夜の森
――カチャカチャカチャッ――
「――お、おふぁわり!」
「結実ちゃん、そんなに掻き込んじゃ喉に詰まらせるよ?」
「ムグッ!?――ムグゥッ!?」
「…ハァッ」
――カチャカチャカチャッ――
「――カァッ!…美味え!」
「――プハッ…身体に染みるのう!」
夕暮れの赤い空が窓辺から覗く…その有り触れた、しかし意識して見る事など滅多にない夕暮れはその不変の姿を絵画の様に美しく魅せ窓と言う〝額縁〟に収まる……尤も、その風景美を堪能するよりも、目の前に並べられた豪勢な食事の方が彼等にとっては重要なのだろうが。

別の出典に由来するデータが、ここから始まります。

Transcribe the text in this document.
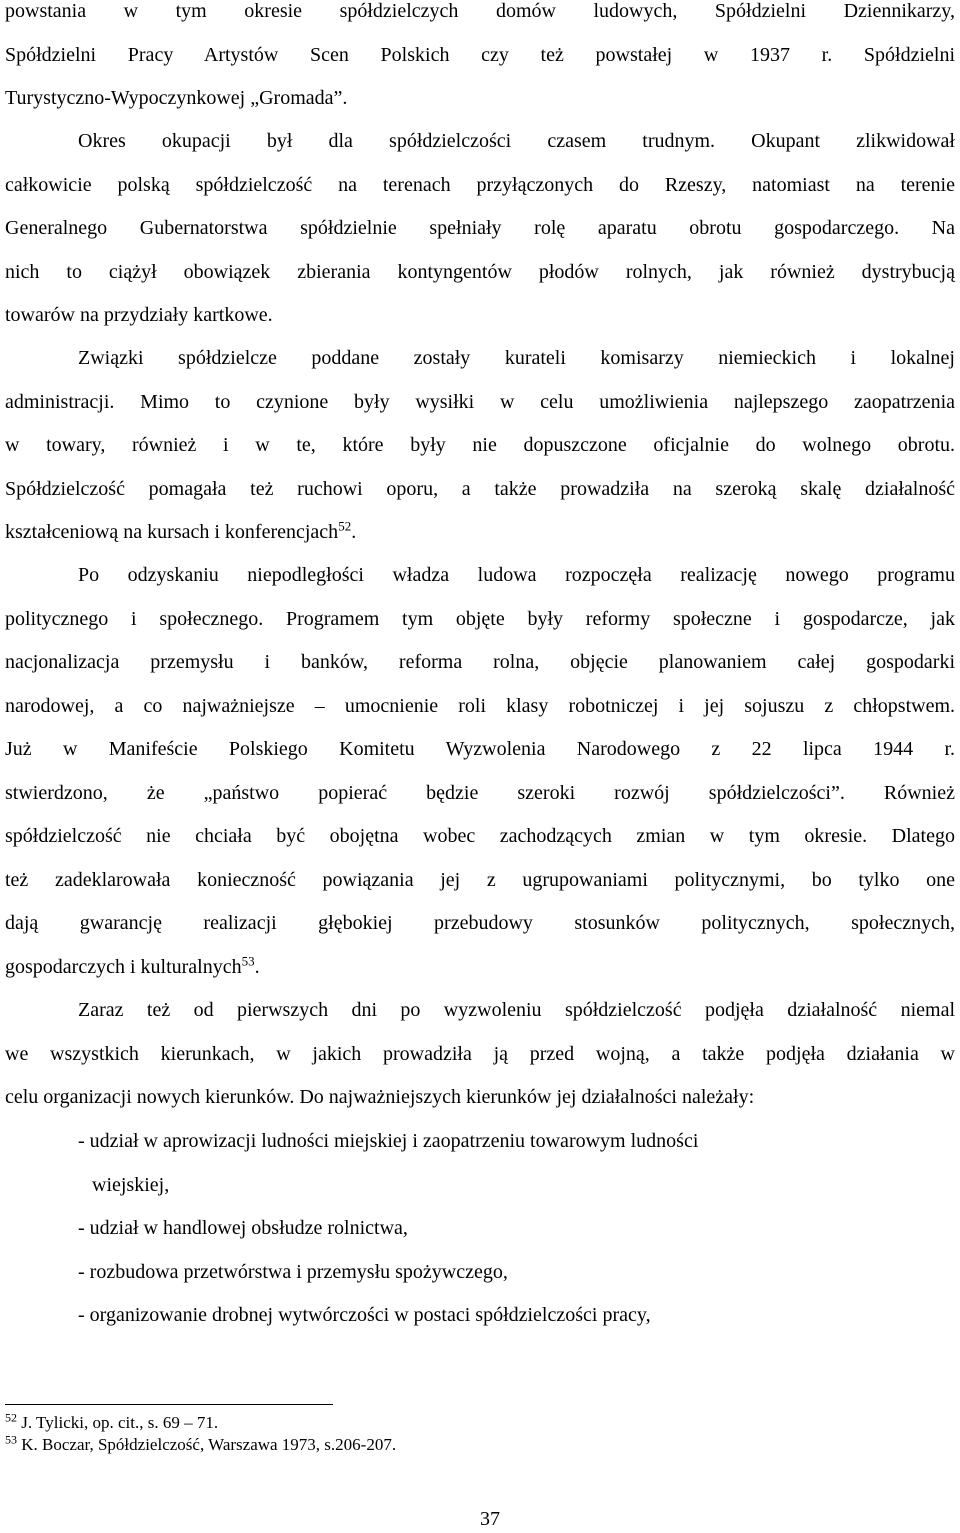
powstania w tym okresie spółdzielczych domów ludowych, Spółdzielni Dziennikarzy,
Spółdzielni Pracy Artystów Scen Polskich czy też powstałej w 1937 r. Spółdzielni
Turystyczno-Wypoczynkowej „Gromada”.

Okres okupacji był dla spółdzielczości czasem trudnym. Okupant zlikwidował
całkowicie polską spółdzielczość na terenach przyłączonych do Rzeszy, natomiast na terenie
Generalnego Gubernatorstwa spółdzielnie spełniały rolę aparatu obrotu gospodarczego. Na
nich to ciążył obowiązek zbierania kontyngentów płodów rolnych, jak również dystrybucją
towarów na przydziały kartkowe.

Związki spółdzielcze poddane zostały kurateli komisarzy niemieckich i lokalnej
administracji. Mimo to czynione były wysiłki w celu umożliwienia najlepszego zaopatrzenia
w towary, również i w te, które były nie dopuszczone oficjalnie do wolnego obrotu.
Spółdzielczość pomagała też ruchowi oporu, a także prowadziła na szeroką skalę działalność
kształceniową na kursach i konferencjach$^{52}$.

Po odzyskaniu niepodległości władza ludowa rozpoczęła realizację nowego programu
politycznego i społecznego. Programem tym objęte były reformy społeczne i gospodarcze, jak
nacjonalizacja przemysłu i banków, reforma rolna, objęcie planowaniem całej gospodarki
narodowej, a co najważniejsze – umocnienie roli klasy robotniczej i jej sojuszu z chłopstwem.
Już w Manifeście Polskiego Komitetu Wyzwolenia Narodowego z 22 lipca 1944 r.
stwierdzono, że „państwo popierać będzie szeroki rozwój spółdzielczości”. Również
spółdzielczość nie chciała być obojętna wobec zachodzących zmian w tym okresie. Dlatego
też zadeklarowała konieczność powiązania jej z ugrupowaniami politycznymi, bo tylko one
dają gwarancję realizacji głębokiej przebudowy stosunków politycznych, społecznych,
gospodarczych i kulturalnych$^{53}$.

Zaraz też od pierwszych dni po wyzwoleniu spółdzielczość podjęła działalność niemal
we wszystkich kierunkach, w jakich prowadziła ją przed wojną, a także podjęła działania w
celu organizacji nowych kierunków. Do najważniejszych kierunków jej działalności należały:

- udział w aprowizacji ludności miejskiej i zaopatrzeniu towarowym ludności
wiejskiej,
- udział w handlowej obsłudze rolnictwa,
- rozbudowa przetwórstwa i przemysłu spożywczego,
- organizowanie drobnej wytwórczości w postaci spółdzielczości pracy,
$^{52}$ J. Tylicki, op. cit., s. 69 – 71.
$^{53}$ K. Boczar, Spółdzielczość, Warszawa 1973, s.206-207.
37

「若者は良いねぇ…歳を取ると胃が縮んでこうは行かない」
「『ふん、童共に負けず劣らず食う貴様が良く言う』」
「おや?……何だ、帰っていたのかいアル」
私がそんな彼等を見ながら、自身に配膳された食事に箸を通していると、その横から私の愛猫が現れ膝下に座る。
「――しかし私を嘘付きの様に言うのは心外だね…事実私の胃は最盛から凡そ70%程にまで縮小しているのだからね」
「『ますます人間では無いな…』」
そしてその愛猫はそう私を詰りながら私から魚の切り身を一切れ奪うと膝上で食事を始める…小皿でも用意していれば良かったね…。
「――それは兎も角、〝様子〟はどうだった?」
「『――……〝デカブツ〟が数匹と〝しぶとい〟のが湧いていた…貴様の言う通り、妙に〝強い妖魔〟が湧いている…そのくせどいつもこいつも〝不味かった〟…其処の青野菜にも劣る』」
「好き嫌いは良くないし、ピーマンはこの苦みが良いのだがねぇ…兎も角そうか…私が伝えた〝特徴〟のモノは?」
「『居らん……野良で湧いたか…我と同じ〝変じた〟のだろうよ』」
「ふぅむ…成る程…その調子で今夜も頼むよ?」
「『腹が減った…貴様の魚を全て寄越せば考えてやる』」
「え〜?…せめて半分にしたまえよ…」
「『ならん』」
アルと私はそう言葉を交わしながら、食事に勤しむのだった…。
――キラッ――
赤色の空が薄闇に覆われ始める頃に〝流れる〟…その光の礫を尻目に。
●○●○●○
「『――さて、再三注意を述べ、しつこいと感じるやも知れないが、重要な事だ…今一度〝警告〟しておこう…只今より、この合宿の本番〝妖魔討伐訓練〟を行う』」
夜の帷が降り、不夜の都では見ることの叶わない…満点の星々が顔を覗かせる刻に…不気味に揺れる風に、乏しいながらも光を放つ〝電光〟を操る彼等へ、どこからとも無くそう声が響く。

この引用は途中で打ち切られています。